A growing number of California children aren’t receiving enough to eat or adequate health care and fear losing their housing, according to a California Budget and Policy Center report released in December.
Child Care Resource Center is working closely with lawmakers and community partners to help address these gaps in care, which are especially evident among the state’s minority populations.
“It has been abundantly clear from the beginning of the pandemic the children and families we serve are being dramatically impacted,” CCRC Chief Strategy Officer Donna Sneeringer said. “We have focused our advocacy efforts on communicating the needs of children, families and providers to ensure our elected officials have the information they need to make critical decisions.”
The pandemic has revealed concerning holes in state and federal systems designed to protect the most vulnerable populations, namely children. Health coverage is more important now than ever but research shows the rate of uninsured children is growing. Newly released data shows about 334,000 California children do not have health care, an increase from 3.1 percent in 2016 to 3.6 percent in 2019.
About 1 in 4 California low-income households with children surveyed from late August through October of this year reported not having enough food to eat, according to information from the U.S. Census Bureau. The report finds that COVID-19 has worsened the already disparate rate of food insecurity among LatinX and Black families. Inadequate nutrition has a stronger effect on children, whose developing minds and bodies depend on a quality food supply.
According to data supplied by First 5 California, most LatinX and Black families with children are experiencing difficulty paying for basic expenses like food and rent. The report finds 8 in 10 LatinX families and 7 in 10 Black families are struggling to cover these costs. The state faced a housing crisis even before the pandemic began but now, even more families are living in unstable situations. Research shows that financial hardship can have harmful effects on children’s long-term health, development, education, and economic security in early adulthood.
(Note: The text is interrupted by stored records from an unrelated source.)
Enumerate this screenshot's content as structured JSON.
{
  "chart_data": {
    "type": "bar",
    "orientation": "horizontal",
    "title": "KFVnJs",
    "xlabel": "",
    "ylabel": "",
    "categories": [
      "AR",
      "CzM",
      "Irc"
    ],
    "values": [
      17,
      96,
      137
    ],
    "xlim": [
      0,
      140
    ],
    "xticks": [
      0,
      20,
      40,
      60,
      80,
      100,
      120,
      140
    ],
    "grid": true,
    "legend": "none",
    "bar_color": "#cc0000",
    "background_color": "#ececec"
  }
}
Nearly 270,000 of California’s public school students age K-12 experienced homelessness in 2018 to 2019, according to the report. Minority students were more likely to be without housing, with 69.8 percent of the affected students identifying as LatinX. Children who experience homelessness are more likely to be chronically absent from school, struggle academically, and have difficulty with distance learning.
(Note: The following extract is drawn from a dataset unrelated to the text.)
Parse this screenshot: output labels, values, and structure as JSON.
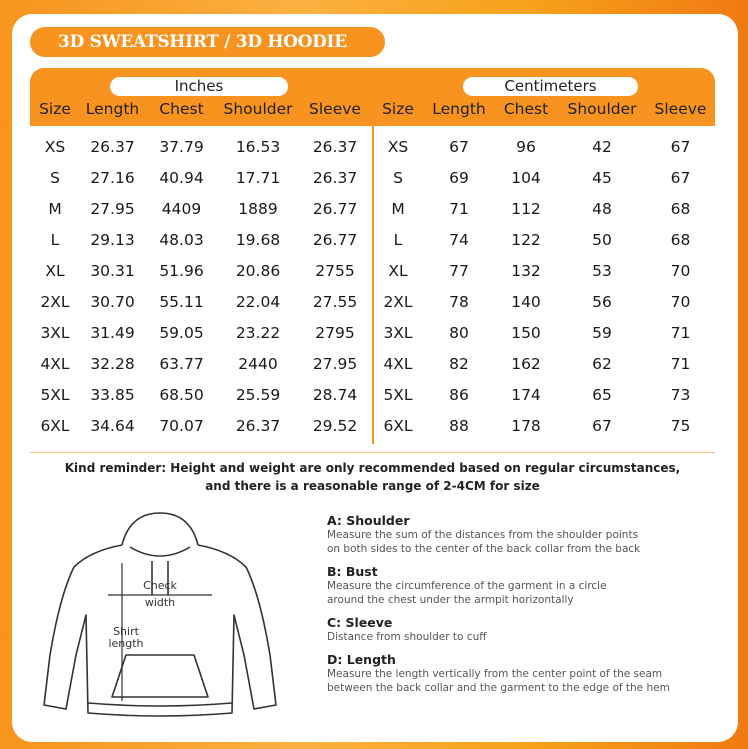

Many COVID-19 relief measures aimed to feed families and ensure they remain housed have been extended through the end of January. CCRC supports the authors of this report in recommending California lawmakers ensure COVID-19 eviction protections are maintained amid the stay-at-home order. Policy that addresses food insecurity and nutrition benefits, known as SNAP, are also critical to childhood development. Policymakers are implored to protect and extend the health care provided under the Affordable Care Act so every person can see a doctor, get medication, and receive care before emergencies happen.